You may be excited to buy a house whether it’s your first home or you’re selling your current house to move into a new one.
But do you know the truth about owning a home? There may be some surprises lurking in the new home you haven’t considered as you get closer to making an offer on a new place.
So before you start searching for a new home, here are some real estate myths to keep in mind.
Home prices always go up
Home prices have skyrocketed in recent years, but that’s not always the case. There are years when the market could go down and you may find yourself underwater, owing more money on your mortgage than your home is worth.
Real estate can be a good investment over time as well as an important part of your financial portfolio. But the market can change for any number of reasons. You might not want to assume that the value of your home will be higher when you sell it than when you bought it.
The cost of the mortgage is all that matters
You may have used an online calculator to figure out how much money you have to put down and how much your mortgage payments can be each month. But have you thought about the other costs of owning a home?
Some of the big bills to factor in include any utilities you need to pay. Things like electricity, gas, and water are important necessities that need to be added to the cost. You also might want to factor in things like lawn care and snow removal or annual maintenance on the systems that keep your home running.
If you don’t take these extra costs into account, you may be stuck with a house you can’t afford or looking for ways to make extra cash to cover your utilities.
Insurance is just for catastrophes
It’s great to have homeowners insurance. In fact, proof of insurance is required if you have a mortgage.
But insurance doesn’t just cover the complete loss of your home. You could also use your homeowners insurance to make emergency repairs. You may need to check coverage for things like roof damage after a heavy rainstorm or snowfall.
Check with some of the best insurance companies to find out what kind of coverage they can offer you and for how much. Spending a few more dollars each year for additional coverage could help you in the future.
Anyone can be a landlord
Perhaps you’ve decided to expand the real estate portion of your portfolio by buying a property that you might rent or use as an Airbnb. But remember that buying a home as an investment property means you’re responsible for that home.
Landlords have to cover the costs of repairs and property taxes. You also may need to cover utilities such as water, gas, or electricity. And any maintenance, including lawn care or annual systems check-ups, could be your responsibility as a landlord.
Learn how to invest in real estate and understand any additional costs you may incur as a landlord before you decide to make that move.
Renovations will pay off
Renovations may be a good thing to keep your home looking fresh and updated for potential buyers. But your return on investment may not be as much as you put into them
Perhaps you gutted your kitchen and replaced everything with modern appliances, cabinets, and new floors. You may have finished your unfinished basement. Or you added a patio to your backyard for summer barbecues.
Enjoy these renovations while you own your home and know that they may be appealing to potential buyers. But also remember that you may not be able to add $30,000 to the price of your home just because you invested $30,000 in your new kitchen.

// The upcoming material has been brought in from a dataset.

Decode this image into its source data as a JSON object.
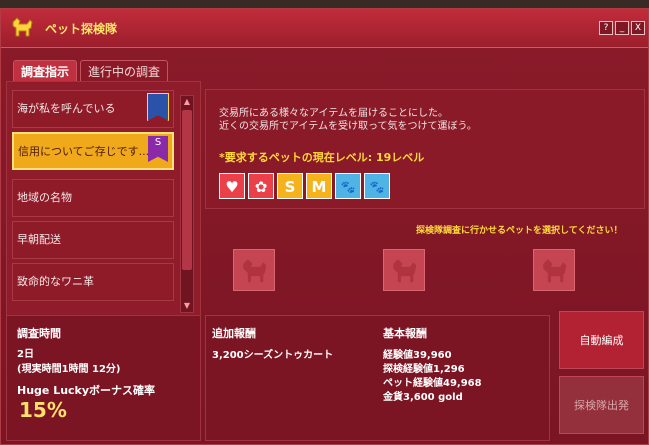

Every dollar should go toward your down payment
You may have been saving for years to get a healthy down payment for your first home. Perhaps you’ve been watching the market for the perfect time to come in and buy in the city you want to live in.
However, there are other fees beyond your down payment that you will need to pay when you close on your property. You may have to cover closing costs, including title insurance, underwriting costs, or perhaps even property taxes depending on your local laws.

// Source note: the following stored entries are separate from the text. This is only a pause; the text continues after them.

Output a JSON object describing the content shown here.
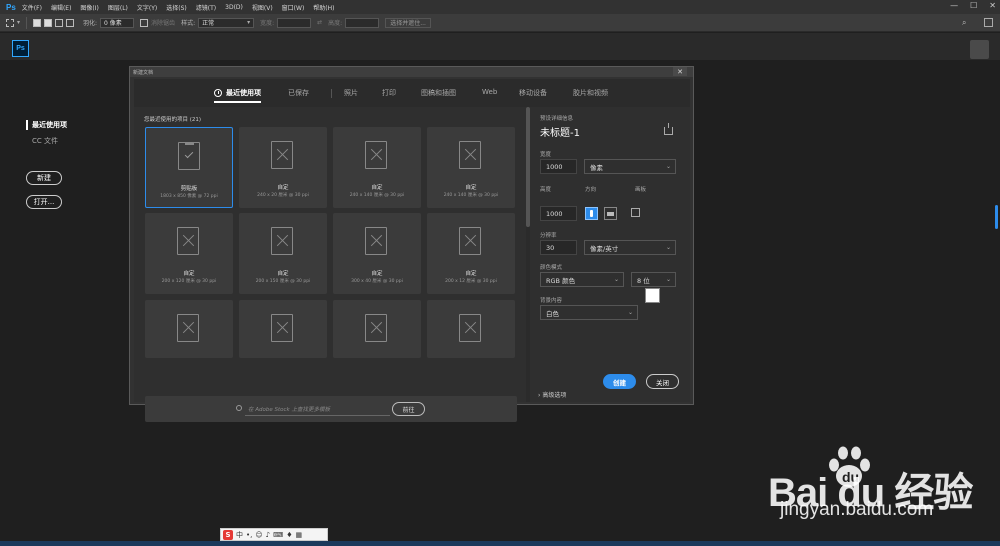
{
  "menubar": {
    "logo": "Ps",
    "items": [
      "文件(F)",
      "编辑(E)",
      "图像(I)",
      "图层(L)",
      "文字(Y)",
      "选择(S)",
      "滤镜(T)",
      "3D(D)",
      "视图(V)",
      "窗口(W)",
      "帮助(H)"
    ],
    "window_controls": [
      "—",
      "☐",
      "✕"
    ]
  },
  "optionsbar": {
    "feather_label": "羽化:",
    "feather_value": "0 像素",
    "antialias": "消除锯齿",
    "style_label": "样式:",
    "style_value": "正常",
    "width_label": "宽度:",
    "height_label": "高度:",
    "select_mask": "选择并遮住..."
  },
  "workspace": {
    "ps_logo": "Ps"
  },
  "start_panel": {
    "recent": "最近使用项",
    "cc_files": "CC 文件",
    "new_button": "新建",
    "open_button": "打开..."
  },
  "dialog": {
    "title": "新建文档",
    "close": "✕",
    "tabs": [
      "最近使用项",
      "已保存",
      "照片",
      "打印",
      "图稿和插图",
      "Web",
      "移动设备",
      "胶片和视频"
    ],
    "section_label": "您最近使用的项目 (21)",
    "presets": [
      {
        "name": "剪贴板",
        "dims": "1803 x 850 像素 @ 72 ppi"
      },
      {
        "name": "自定",
        "dims": "240 x 20 厘米 @ 30 ppi"
      },
      {
        "name": "自定",
        "dims": "240 x 140 厘米 @ 30 ppi"
      },
      {
        "name": "自定",
        "dims": "240 x 140 厘米 @ 30 ppi"
      },
      {
        "name": "自定",
        "dims": "200 x 120 厘米 @ 30 ppi"
      },
      {
        "name": "自定",
        "dims": "200 x 150 厘米 @ 30 ppi"
      },
      {
        "name": "自定",
        "dims": "300 x 40 厘米 @ 30 ppi"
      },
      {
        "name": "自定",
        "dims": "200 x 12 厘米 @ 30 ppi"
      },
      {
        "name": "",
        "dims": ""
      },
      {
        "name": "",
        "dims": ""
      },
      {
        "name": "",
        "dims": ""
      },
      {
        "name": "",
        "dims": ""
      }
    ],
    "stock_placeholder": "在 Adobe Stock 上查找更多模板",
    "go_button": "前往",
    "details": {
      "heading": "预设详细信息",
      "doc_name": "未标题-1",
      "width_label": "宽度",
      "width_value": "1000",
      "width_unit": "像素",
      "height_label": "高度",
      "height_value": "1000",
      "orientation_label": "方向",
      "artboard_label": "画板",
      "resolution_label": "分辨率",
      "resolution_value": "30",
      "resolution_unit": "像素/英寸",
      "color_mode_label": "颜色模式",
      "color_mode_value": "RGB 颜色",
      "bit_depth": "8 位",
      "background_label": "背景内容",
      "background_value": "白色",
      "background_color": "#ffffff",
      "advanced": "高级选项"
    },
    "create_button": "创建",
    "close_button": "关闭"
  },
  "watermark": {
    "logo_text": "Bai  du 经验",
    "url": "jingyan.baidu.com"
  },
  "ime": {
    "label": "S",
    "mode": "中"
  },
  "colors": {
    "accent": "#2d8ceb",
    "ps_blue": "#31a8ff",
    "bg": "#1f1f1f"
  }
}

Those fees could add up quickly and you don’t want to go to your closing and have to cancel because you can’t cover the additional costs.
Renting is throwing away money
It may be tough to hand over a rent check each month knowing you’re paying a landlord with nothing to show for it. After all, it’s not like a mortgage, which is a loan from a bank that you pay until you eventually own your home completely. And you may make a profit when you sell the home.

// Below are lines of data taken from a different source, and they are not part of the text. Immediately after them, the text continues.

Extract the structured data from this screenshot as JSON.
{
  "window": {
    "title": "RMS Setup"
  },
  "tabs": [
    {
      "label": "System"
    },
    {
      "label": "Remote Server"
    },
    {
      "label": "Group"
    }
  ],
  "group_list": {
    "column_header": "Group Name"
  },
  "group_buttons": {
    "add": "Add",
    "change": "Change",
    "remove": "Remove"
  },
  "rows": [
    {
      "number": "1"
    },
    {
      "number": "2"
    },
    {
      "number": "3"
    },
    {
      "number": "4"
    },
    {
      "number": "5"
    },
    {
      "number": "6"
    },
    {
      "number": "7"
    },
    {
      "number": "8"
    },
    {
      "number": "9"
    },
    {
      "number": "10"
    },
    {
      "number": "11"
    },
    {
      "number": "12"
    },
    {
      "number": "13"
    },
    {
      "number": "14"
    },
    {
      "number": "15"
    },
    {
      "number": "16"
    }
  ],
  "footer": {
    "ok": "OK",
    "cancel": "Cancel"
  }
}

But there are advantages to paying rent. If you pay on time each month, it could help you boost your credit score. A good credit score may get you a better interest rate on your future mortgage or qualify for a bigger loan.
Renting also frees you from paying property taxes, which in some areas could easily be as high as several thousand dollars per year.
Renting also allows you to get a better idea of what you want and don’t want in your future home without having to make a long-term commitment like you would with a mortgage.
You can cash out anytime
Sure, you can put your home on the market anytime, but that doesn’t mean your asset is liquid. A home is considered an illiquid asset because the cash invested in your property can’t be easily unlocked in case of an emergency or a need to move quickly.
Instead, check your overall financial portfolio and consider balancing an illiquid asset like your home with more liquid assets like a savings account or checking account.
While there may be some myths and misperceptions about buying a home, don’t let that necessarily deter you from getting a new place.
These busted myths are good to keep in mind as you weigh the decision to buy a home. Going in with open eyes could save you a headache later.